Indeed, both Boeing and Airbus predict that between 75% and 80% of the new aircraft to be built in the coming decades will fall into this category, ideal for medium distances. Because one of the changes is that intraregional movements will increase more steadily than intercontinental ones, perhaps a reflection of the current deglobalization.

Airlines will need to have a family of aircraft adapted to this trend.

However, among so many triumphalisms, the clouds persist. The 400 new orders from the two giants, Boeing and Airbus, at the Farnborogh show pale in comparison to the 1,400 that were signed at the 2018 edition.

"Despite record heat, no record orders," Jefferies analysts quipped in a note. In the short term, neither are the forecasts for the winter season, in the midst of the energy crisis, usually bright.

Jaime Peraire underlines another turbulence that the aviation market may experience: the lack of infrastructure. "In Europe the capacity of the airports is at the limit, many are already collapsed and do not give more of themselves".

Jim Harris, the consulting firm Bain

We must not forget either that to manufacture an airplane, parts are needed that, as has been seen in other industries such as the automobile industry, are not always available and lengthen waiting times.

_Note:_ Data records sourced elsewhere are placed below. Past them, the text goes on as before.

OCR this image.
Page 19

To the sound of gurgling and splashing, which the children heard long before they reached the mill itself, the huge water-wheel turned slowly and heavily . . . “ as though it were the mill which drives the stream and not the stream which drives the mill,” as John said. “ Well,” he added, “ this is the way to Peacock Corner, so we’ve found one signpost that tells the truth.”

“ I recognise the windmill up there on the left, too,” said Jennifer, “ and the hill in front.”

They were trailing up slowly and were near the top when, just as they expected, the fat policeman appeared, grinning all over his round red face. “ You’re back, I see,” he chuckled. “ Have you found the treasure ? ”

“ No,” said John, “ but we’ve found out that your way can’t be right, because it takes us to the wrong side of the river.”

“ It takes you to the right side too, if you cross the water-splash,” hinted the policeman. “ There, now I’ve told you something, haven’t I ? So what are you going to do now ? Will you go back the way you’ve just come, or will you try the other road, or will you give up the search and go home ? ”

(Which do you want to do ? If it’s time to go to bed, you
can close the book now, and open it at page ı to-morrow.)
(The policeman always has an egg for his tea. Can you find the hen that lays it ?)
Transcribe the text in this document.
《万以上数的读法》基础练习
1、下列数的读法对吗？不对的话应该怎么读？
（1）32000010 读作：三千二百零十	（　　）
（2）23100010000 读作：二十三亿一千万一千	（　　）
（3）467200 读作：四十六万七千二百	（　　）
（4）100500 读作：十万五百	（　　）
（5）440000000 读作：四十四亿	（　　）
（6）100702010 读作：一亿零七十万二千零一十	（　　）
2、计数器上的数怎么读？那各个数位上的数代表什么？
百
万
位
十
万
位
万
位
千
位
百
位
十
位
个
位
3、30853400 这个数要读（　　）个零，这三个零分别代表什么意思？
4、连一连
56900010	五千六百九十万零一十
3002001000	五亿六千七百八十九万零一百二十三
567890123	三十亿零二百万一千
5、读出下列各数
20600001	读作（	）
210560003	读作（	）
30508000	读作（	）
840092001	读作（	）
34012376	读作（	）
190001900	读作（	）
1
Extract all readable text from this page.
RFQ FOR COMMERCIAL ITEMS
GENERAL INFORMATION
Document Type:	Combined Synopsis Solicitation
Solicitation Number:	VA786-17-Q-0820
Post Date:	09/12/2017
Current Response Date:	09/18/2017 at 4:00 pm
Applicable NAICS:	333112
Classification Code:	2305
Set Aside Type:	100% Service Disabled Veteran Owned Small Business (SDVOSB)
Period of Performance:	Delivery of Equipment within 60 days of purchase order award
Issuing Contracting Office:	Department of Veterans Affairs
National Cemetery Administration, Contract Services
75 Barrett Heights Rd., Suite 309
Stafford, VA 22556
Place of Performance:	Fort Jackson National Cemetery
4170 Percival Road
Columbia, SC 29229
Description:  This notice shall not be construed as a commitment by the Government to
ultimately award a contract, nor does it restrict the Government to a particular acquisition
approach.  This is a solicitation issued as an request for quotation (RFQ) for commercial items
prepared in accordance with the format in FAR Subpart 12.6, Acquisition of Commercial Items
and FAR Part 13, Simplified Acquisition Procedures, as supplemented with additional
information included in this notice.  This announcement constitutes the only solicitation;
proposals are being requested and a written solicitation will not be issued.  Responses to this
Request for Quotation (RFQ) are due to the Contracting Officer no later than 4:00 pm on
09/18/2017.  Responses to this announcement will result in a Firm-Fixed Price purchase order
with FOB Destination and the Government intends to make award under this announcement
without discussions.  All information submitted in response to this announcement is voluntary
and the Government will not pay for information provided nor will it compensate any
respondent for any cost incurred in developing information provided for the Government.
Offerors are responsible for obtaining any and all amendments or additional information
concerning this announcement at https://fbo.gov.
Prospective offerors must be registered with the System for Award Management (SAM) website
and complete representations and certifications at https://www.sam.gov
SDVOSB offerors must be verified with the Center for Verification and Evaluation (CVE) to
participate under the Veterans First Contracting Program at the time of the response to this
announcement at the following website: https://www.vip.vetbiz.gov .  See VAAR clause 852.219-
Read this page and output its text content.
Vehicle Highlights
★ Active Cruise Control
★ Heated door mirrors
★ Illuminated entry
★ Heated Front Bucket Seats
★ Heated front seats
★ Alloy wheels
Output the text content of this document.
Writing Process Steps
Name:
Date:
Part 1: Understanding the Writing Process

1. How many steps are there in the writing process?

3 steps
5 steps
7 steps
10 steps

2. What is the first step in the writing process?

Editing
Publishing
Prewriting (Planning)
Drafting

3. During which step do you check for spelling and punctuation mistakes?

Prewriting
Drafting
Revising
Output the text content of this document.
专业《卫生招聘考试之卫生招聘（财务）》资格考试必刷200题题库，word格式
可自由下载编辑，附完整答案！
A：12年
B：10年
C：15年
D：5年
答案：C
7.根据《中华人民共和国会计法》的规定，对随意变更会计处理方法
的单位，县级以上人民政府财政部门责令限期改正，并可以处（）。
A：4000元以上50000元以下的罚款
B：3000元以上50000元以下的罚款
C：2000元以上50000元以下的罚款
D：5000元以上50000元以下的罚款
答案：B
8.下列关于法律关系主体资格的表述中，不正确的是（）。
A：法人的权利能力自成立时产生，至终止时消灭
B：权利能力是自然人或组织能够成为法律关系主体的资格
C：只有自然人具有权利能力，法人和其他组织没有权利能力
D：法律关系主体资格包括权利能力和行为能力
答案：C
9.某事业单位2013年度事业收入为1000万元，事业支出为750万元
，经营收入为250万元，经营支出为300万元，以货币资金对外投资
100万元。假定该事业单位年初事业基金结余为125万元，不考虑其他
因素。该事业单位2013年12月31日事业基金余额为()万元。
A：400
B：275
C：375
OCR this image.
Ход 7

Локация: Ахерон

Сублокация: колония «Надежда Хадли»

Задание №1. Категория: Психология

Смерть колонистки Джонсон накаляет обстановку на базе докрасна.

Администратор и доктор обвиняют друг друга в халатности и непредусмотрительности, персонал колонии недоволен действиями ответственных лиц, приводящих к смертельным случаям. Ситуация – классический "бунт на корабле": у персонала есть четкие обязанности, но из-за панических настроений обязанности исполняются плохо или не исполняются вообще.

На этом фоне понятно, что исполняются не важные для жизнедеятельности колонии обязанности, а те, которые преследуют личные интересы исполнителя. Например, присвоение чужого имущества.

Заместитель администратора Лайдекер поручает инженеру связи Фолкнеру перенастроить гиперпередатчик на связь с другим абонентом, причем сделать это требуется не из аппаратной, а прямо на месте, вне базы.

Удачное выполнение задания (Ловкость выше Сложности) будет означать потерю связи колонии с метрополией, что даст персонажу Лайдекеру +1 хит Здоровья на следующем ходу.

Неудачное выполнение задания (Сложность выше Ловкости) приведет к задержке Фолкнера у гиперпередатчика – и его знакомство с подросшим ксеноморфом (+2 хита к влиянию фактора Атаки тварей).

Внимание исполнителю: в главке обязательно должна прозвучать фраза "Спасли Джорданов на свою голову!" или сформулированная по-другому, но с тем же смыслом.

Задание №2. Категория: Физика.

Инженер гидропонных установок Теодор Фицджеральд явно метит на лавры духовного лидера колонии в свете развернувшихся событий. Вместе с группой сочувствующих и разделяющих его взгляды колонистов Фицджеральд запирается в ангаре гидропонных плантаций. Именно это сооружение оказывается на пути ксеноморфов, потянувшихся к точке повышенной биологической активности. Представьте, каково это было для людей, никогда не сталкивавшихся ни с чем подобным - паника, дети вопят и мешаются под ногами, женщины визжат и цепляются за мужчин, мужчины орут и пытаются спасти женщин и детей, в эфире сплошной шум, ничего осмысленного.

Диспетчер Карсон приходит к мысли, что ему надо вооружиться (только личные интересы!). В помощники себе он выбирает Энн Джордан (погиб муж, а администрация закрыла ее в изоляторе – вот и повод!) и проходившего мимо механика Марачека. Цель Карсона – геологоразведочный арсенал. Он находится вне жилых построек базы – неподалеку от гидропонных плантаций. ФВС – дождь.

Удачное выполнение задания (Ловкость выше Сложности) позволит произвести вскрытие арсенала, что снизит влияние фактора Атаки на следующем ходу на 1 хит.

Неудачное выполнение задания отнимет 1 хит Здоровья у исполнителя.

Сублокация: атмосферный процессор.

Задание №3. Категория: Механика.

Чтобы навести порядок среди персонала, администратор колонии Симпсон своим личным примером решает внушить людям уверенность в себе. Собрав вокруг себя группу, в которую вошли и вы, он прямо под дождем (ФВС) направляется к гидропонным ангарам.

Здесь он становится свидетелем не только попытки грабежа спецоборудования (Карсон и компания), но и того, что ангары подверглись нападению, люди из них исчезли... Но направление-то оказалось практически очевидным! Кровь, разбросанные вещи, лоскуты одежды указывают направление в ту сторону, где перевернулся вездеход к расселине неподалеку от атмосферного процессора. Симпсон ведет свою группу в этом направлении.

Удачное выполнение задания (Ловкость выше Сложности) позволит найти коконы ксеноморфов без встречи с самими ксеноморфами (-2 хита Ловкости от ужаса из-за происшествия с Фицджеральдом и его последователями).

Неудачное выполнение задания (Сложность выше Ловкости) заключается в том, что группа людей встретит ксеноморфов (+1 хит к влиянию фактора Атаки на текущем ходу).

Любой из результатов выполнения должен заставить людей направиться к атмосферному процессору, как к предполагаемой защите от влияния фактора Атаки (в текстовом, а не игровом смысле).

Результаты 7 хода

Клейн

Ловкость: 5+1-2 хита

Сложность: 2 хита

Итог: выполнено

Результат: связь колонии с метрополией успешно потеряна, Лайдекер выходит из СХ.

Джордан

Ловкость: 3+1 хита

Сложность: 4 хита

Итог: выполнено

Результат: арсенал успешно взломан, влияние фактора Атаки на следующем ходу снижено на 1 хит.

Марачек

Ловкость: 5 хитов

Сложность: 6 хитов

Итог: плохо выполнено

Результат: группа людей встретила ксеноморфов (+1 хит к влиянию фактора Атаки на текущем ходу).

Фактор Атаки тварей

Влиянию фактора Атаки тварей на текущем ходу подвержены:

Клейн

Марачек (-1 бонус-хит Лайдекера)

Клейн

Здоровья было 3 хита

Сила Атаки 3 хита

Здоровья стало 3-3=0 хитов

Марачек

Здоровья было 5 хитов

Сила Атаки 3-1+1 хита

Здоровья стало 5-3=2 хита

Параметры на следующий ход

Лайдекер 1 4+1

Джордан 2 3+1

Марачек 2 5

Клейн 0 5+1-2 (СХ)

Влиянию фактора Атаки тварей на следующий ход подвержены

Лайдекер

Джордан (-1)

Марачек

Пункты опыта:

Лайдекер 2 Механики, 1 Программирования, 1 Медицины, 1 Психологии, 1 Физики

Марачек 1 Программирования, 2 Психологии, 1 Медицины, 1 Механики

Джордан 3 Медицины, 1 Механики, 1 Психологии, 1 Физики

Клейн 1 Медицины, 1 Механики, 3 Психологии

In fact, there is so much pressure from airlines to obtain aircraft that Willie Walsh, director general of IATA, recently went so far as to say that "airlines are frustrated by delivery delays." Any supply crisis can mess up the flight plan of this industry.

As you can see, the challenge is exciting. As Peraire says, “if there is ever a time for things to happen in this industry, the time is now.” Happy flight.